Friday, January 17, 2014
Lack of Motivation…The Silent Killer
I have started a bad habit. I get on the scale every morning. I mean I guess it’s a bad habit, it’s what I have heard. I heard you should only do it weekly. My accountability partner only does it weekly, but I just have a hard time waiting. I want results, and like any human being I want them now. I have found though that even the littlest amount on the scale, if it goes up, ruins my day. I just can’t think of what I’m doing wrong. I have to stop doing this, and stick to Sundays with my accountability partner b/c this is tearing me apart. That scale every morning though, cheers me up after my run and shred, except this morning. It just pissed me off. I guess lack of motivation is the wrong title for this, b/c I’m still motivated, I’m just disheartened a bit now.

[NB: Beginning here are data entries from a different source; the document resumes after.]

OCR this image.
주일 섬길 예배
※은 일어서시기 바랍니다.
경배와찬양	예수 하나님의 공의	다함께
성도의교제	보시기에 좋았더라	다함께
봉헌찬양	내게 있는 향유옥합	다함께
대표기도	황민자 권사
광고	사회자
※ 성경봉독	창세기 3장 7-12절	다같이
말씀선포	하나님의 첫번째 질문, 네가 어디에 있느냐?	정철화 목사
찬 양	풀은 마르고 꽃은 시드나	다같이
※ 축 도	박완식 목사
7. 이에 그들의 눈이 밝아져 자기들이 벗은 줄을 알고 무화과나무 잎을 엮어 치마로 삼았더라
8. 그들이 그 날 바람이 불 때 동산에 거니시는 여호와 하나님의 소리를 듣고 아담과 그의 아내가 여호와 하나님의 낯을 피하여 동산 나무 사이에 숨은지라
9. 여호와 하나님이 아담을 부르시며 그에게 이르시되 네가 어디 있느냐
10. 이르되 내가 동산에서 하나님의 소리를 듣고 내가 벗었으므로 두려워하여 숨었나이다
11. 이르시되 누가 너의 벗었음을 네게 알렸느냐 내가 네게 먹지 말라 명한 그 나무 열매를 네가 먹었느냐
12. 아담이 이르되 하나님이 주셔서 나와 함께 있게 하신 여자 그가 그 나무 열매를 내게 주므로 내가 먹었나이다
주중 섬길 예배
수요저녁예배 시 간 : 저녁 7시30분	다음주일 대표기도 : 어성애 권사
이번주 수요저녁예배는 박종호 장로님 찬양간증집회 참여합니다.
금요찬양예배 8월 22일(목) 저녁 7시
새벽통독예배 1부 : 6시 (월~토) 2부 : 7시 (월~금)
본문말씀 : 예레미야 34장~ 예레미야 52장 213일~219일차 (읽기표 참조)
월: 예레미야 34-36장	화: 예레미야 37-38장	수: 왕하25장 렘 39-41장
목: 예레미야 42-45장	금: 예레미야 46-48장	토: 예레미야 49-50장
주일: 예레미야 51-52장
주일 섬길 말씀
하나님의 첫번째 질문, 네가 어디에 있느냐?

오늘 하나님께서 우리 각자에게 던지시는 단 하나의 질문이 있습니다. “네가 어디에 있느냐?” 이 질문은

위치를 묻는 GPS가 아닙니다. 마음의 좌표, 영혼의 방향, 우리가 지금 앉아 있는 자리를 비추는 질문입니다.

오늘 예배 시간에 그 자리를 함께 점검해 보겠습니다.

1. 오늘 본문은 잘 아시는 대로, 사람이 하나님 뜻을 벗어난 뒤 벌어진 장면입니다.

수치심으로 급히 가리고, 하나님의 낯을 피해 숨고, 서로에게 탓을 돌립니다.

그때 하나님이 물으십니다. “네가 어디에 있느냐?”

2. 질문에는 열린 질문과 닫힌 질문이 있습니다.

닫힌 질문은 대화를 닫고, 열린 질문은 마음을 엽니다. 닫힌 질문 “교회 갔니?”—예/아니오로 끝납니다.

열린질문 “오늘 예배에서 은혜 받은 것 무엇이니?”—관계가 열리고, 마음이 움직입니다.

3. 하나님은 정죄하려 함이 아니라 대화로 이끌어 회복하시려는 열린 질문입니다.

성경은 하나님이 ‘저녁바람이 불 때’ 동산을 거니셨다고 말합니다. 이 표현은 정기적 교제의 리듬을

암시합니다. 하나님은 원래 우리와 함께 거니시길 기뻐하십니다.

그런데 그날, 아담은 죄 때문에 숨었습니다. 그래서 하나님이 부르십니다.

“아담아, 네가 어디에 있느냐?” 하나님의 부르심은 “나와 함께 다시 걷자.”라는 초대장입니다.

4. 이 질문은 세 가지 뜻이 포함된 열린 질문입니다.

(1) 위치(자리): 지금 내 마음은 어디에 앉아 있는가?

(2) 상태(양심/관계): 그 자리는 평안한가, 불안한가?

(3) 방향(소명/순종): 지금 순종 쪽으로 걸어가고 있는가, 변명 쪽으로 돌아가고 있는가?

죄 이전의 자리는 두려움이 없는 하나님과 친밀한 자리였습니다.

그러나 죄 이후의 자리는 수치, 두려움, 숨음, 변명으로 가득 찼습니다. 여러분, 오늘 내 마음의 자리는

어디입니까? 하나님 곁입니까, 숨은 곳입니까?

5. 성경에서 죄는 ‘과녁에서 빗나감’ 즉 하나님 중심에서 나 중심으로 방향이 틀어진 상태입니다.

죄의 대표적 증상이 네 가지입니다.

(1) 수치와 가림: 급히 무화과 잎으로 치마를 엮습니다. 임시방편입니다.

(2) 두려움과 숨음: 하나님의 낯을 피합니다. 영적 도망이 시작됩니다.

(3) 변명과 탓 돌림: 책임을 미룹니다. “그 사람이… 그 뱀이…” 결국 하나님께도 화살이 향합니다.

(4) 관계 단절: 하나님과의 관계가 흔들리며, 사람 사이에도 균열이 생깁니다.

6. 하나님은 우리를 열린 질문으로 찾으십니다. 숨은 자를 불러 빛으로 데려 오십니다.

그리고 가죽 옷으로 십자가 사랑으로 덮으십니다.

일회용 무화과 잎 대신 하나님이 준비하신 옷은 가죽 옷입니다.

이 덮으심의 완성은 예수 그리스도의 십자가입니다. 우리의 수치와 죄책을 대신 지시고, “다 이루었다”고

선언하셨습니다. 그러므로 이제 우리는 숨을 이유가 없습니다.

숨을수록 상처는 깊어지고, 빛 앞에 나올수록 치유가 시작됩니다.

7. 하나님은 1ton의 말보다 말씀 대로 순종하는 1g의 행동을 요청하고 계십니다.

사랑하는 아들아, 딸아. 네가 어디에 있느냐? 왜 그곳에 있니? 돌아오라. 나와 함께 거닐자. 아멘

I gave up Soda. I drink more water now, than I ever have in my life. I have been on a treadmill more consecutively for the past 12 days than I have in my life. I have significantly cut back my drinking, and my calories. The other day I said no to a chocolate chip cookie….a cookie!!! So why is that scale creeping up on me? I know they say you build muscle before fat, and I’ve heard that’s a myth though too, but when does the losing weight part kick in?!
I read in an article where you need to burn 3500 calories a week to lose a pound, what do you think?
I think, who has time to burn 3500 calories!!
My job is mostly sedentary, I mean I move when I can but come on!!
This is my dream, to be that girl is that picture there…
She thought she was fat. If I could do anything to go back and slap her and tell her different.
Anyway….please please fill me with some knowledge and some support. Give this girl a kick in the right direction!!